"UM AMARGO DIA MUNDIAL DA POESIA"
Por José Luiz Tavares
Ontem, dia mundial da poesia (e da luta contra a discriminação racial), dirigi-me à Casa Fernando Pessoa, em campo de ourique, onde se ia proceder à leitura de Tabacaria em língua caboverdeana e ao lançamento duma edição bilingue, promovida por uma associação de afro-descendentes de lisboa. Afazeres pouco poéticos fizeram com que eu chegasse alguns minutos depois da hora aprazada para o início da sessão. Uma tarjeta amarela, em inglês e português (Pessoa teria gostado), avisava que não seriam permitidas mais entradas. Remoendo as minhas razões, resolvi tocar à campainha. Logo um diligente vigilante acudiu à porta, dizendo educadamente que por razões de segurança não seriam admitidas mais entradas.
Não sei quem dirige hoje a Casa Fernando Pessoa, nem quem lá trabalha, mas pedi ao vigilante se podia chamar alguém responsável, pois poderia ser alguém que eu conhecesse, dado que em tempos fui assíduo frequentador da Casa, concebi um programa para uma quinzena da cultura caboverdeana, fui convidado de um dia mundial da poesia, onde recitei excertos da Ode Marítima taduzida por mim para caboverdeano (numa casa cheíssima, com gente até nas escadas), fui convidado de um «Dias do Desassosego», com escritores brasileiros e portugueses (sendo um 10 de junho, fiz a minha abertura com um soneto de Camões traduzido por mim para caboverdeano), a biblioteca da casa possui alguns dos meus livros, por mim oferecidos, sou tradutor de Pessoa para o caboverdeano, utilizando o seu alfabeto oficial (uma antologia intitulada Na Sol di Nhas Angústia esteve pronta para sair em 2007, aquando da passagem de Francisco José Viegas pela casa e ainda hoje aguarda edição), ainda a semana passada o número de inverno da revista LER, dirigida pelo mesmo Fancisco José Viegas, publicou uma montagem minha da Ode Marítima em caboverdeano, razões não para ter algum tratamento privilegiado, mas apenas justificativas do interesse que eu tinha naquela sessão onde seria lido e apresentado Tabacaria na minha língua materna, poema que eu próprio traduzi em 2007, e que aqui vos ofereço na versão de então.
Passados instantes entrevi, pela fresta da porta meio aberta, uma senhora de fogachos loiros nos cabelos, que entretanto descera até ao patamar da recepção, falar com o vigilante, acenando que não com a cabeça.
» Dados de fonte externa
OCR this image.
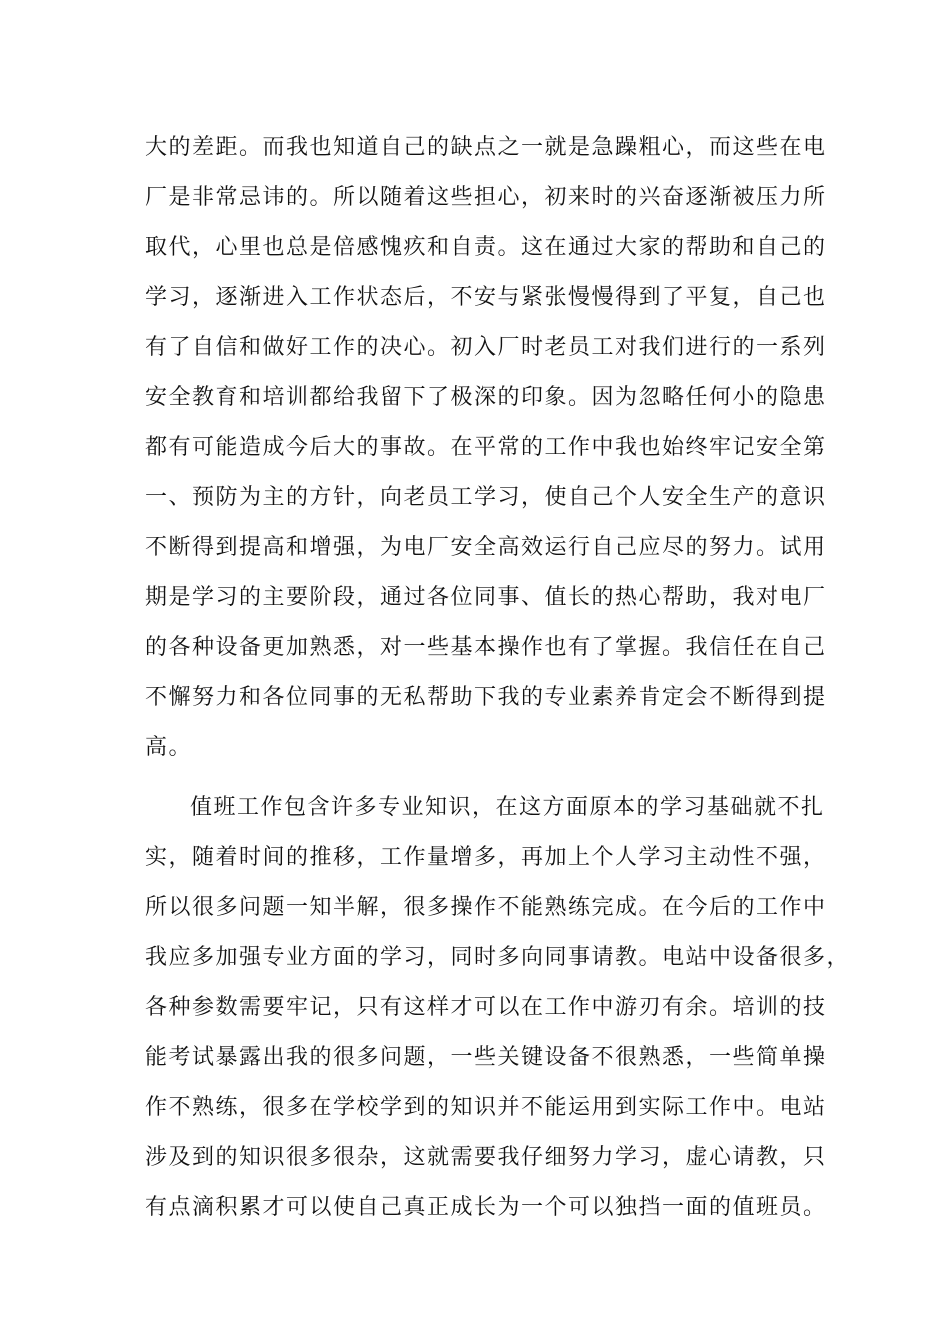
大的差距。而我也知道自己的缺点之一就是急躁粗心，而这些在电
厂是非常忌讳的。所以随着这些担心，初来时的兴奋逐渐被压力所
取代，心里也总是倍感愧疚和自责。这在通过大家的帮助和自己的
学习，逐渐进入工作状态后，不安与紧张慢慢得到了平复，自己也
有了自信和做好工作的决心。初入厂时老员工对我们进行的一系列
安全教育和培训都给我留下了极深的印象。因为忽略任何小的隐患
都有可能造成今后大的事故。在平常的工作中我也始终牢记安全第
一、预防为主的方针，向老员工学习，使自己个人安全生产的意识
不断得到提高和增强，为电厂安全高效运行自己应尽的努力。试用
期是学习的主要阶段，通过各位同事、值长的热心帮助，我对电厂
的各种设备更加熟悉，对一些基本操作也有了掌握。我信任在自己
不懈努力和各位同事的无私帮助下我的专业素养肯定会不断得到提
高。
值班工作包含许多专业知识，在这方面原本的学习基础就不扎
实，随着时间的推移，工作量增多，再加上个人学习主动性不强，
所以很多问题一知半解，很多操作不能熟练完成。在今后的工作中
我应多加强专业方面的学习，同时多向同事请教。电站中设备很多，
各种参数需要牢记，只有这样才可以在工作中游刃有余。培训的技
能考试暴露出我的很多问题，一些关键设备不很熟悉，一些简单操
作不熟练，很多在学校学到的知识并不能运用到实际工作中。电站
涉及到的知识很多很杂，这就需要我仔细努力学习，虚心请教，只
有点滴积累才可以使自己真正成长为一个可以独挡一面的值班员。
Logo este se dirigiu a mim, que se encontrava do lado de fora, dizendo: «Lamentamos, cavalheiro, por razões de segurança...». Gostei muito, eu simples poeta, de ser tratado por «cavalheiro», pois a minha aparência não deixava dúvidas: devido ao frio eu vinha trajado de sobretudo castanho-claro, finas luvas castanho-escuro, cachecol verde-escuro, chapéu preto à Pessoa. Quando já ia embora pelo passeio do outro lado da rua, sorrindo como o Esteves sem metafísica, vi aproximarem-se duas senhoras, cujo tez ainda divisei no lusco-fusco de fim de inverno, e sem delongas sumiram casa adentro. Sorri mais uma vez, com um sorriso triste, alvitrando, para meu consolo, que talvez se tratasse do múltiplo Fernando, reencarnado, não heteronimicamente mas em carne e osso, em femininas figuras, e teria vindo indagar ao que vinha tanta gente de pele escura e linguajar estranho.
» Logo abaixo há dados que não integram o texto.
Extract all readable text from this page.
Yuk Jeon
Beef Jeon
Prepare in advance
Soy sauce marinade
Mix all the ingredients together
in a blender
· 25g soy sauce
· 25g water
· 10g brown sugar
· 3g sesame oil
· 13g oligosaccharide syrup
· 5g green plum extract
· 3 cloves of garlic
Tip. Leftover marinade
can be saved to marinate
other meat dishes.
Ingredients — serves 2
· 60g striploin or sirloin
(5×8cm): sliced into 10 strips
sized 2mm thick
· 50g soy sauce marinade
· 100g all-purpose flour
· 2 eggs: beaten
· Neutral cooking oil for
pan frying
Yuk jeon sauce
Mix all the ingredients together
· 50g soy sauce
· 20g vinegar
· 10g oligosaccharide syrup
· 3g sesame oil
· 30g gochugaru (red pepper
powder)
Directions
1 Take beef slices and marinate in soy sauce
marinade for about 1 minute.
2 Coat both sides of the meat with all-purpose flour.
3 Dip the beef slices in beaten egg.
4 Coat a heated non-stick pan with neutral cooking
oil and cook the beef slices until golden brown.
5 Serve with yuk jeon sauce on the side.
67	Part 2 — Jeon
Aconteceu num dia mundial da poesia – e sou poeta. Aconteceu na cidade de lisboa – e dediquei-lhe em livro um monumento de palavras intitulado Lisbon Blues. Foi no bairro de campo de ourique, e estavam os meus livros numa feira no jardim da parada. Aconteceu na Casa Fernando Pessoa, e sou tradutor dele. Foi num dia mundial contra a discriminação racial e senti-me profundamente preto.
Lisboa, 22 de março de 2018,
José Luiz Tavares
Talvez tenha sido só uma coincidência. Talvez se lá fosse eu também me acontecesse a mesma coisa. Que José Luiz Tavares tenha razões para pensar que foi discriminação pura e dura, disso não duvido eu.